Les mesures de reddition de comptes prévues à la partie VI du Code ne s’appliquent pas à l’écoute électronique effectuée par le SCRS. Le Comité de surveillance des activités de renseignement de sécurité examine toutefois les opérations passées du SCRS, enquête sur les plaintes et présente des recommandations au Ministre.

Le Comité exerce certaines des responsabilités assumées jusqu’en 2012 par l’inspecteur général du SCRS, mais n’est pas chargé de surveiller les activités opérationnelles du SCRS « en temps réel ».

La Loi sur la défense nationale

Édictée en 2001 par la Loi antiterroriste, la partie V.1 de la Loi sur la défense nationale (« Centre de la sécurité des télécommunications », art. 273.61 à 273.7) encadre l’accès légal effectué par le Centre de la sécurité des télécommunications (CST).

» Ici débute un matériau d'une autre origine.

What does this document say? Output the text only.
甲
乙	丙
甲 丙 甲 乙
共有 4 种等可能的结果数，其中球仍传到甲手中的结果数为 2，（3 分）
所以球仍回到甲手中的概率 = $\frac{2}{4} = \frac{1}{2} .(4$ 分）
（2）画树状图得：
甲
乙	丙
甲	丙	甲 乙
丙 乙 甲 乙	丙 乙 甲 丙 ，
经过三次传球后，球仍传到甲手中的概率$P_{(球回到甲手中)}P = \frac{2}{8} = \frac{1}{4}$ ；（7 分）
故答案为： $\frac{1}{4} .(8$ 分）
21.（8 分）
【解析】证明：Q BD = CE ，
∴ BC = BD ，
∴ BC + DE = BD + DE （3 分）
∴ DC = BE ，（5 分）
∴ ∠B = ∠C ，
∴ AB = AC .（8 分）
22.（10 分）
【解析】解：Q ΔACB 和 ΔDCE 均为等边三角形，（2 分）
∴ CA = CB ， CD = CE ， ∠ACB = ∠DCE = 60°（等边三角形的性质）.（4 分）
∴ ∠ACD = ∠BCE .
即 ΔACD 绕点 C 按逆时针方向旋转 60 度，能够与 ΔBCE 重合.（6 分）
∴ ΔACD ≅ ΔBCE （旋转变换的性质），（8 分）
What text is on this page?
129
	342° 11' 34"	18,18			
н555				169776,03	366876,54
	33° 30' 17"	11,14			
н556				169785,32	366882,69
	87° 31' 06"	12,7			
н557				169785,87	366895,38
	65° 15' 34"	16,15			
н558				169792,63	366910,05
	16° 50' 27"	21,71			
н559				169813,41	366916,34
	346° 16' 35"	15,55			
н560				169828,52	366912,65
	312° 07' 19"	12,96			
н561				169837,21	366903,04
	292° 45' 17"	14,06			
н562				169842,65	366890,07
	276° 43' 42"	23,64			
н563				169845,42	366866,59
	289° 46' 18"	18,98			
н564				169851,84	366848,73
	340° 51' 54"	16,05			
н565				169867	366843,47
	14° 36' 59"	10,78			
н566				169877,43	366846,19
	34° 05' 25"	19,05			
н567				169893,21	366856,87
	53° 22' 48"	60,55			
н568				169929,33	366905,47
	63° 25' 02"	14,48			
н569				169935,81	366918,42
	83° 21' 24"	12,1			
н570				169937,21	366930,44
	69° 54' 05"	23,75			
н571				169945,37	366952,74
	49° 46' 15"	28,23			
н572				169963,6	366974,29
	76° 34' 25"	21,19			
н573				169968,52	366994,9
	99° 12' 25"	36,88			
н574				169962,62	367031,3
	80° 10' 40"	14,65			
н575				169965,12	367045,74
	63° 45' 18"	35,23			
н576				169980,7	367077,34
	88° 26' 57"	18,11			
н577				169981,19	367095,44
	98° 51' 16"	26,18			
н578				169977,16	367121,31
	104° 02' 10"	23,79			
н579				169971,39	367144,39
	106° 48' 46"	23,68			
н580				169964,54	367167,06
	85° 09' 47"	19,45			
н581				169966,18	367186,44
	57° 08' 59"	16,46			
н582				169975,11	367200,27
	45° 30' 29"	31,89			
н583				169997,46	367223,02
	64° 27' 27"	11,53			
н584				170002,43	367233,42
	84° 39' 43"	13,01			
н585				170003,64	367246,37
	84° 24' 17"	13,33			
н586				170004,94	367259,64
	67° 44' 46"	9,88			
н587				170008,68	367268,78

L’interception de communications privées doit avoir pour but d’acquérir des « renseignements étrangers » ou de protéger les infrastructures canadiennes. Elle ne peut viser des Canadiens ou une personne au Canada, sauf pour fournir une assistance à des organismes comme la Gendarmerie royale du Canada ou le SCRS.

Contrairement aux règles applicables aux policiers et au SCRS, les interceptions effectuées par le CST ne requièrent pas la délivrance d’un mandat judiciaire. C’est plutôt le ministre de la Défense nationale qui les autorise, pourvu qu’elles visent des entités étrangères situées à l’extérieur du Canada et qu’existent des mesures satisfaisantes pour protéger la vie privée des Canadiens.

Le commissaire du CST effectue un examen indépendant de ces activités et présente un rapport annuel au Ministre. L’Association des libertés civiles de la Colombie-Britannique conteste actuellement la validité constitutionnelle de la partie V.1 devant les tribunaux de la province.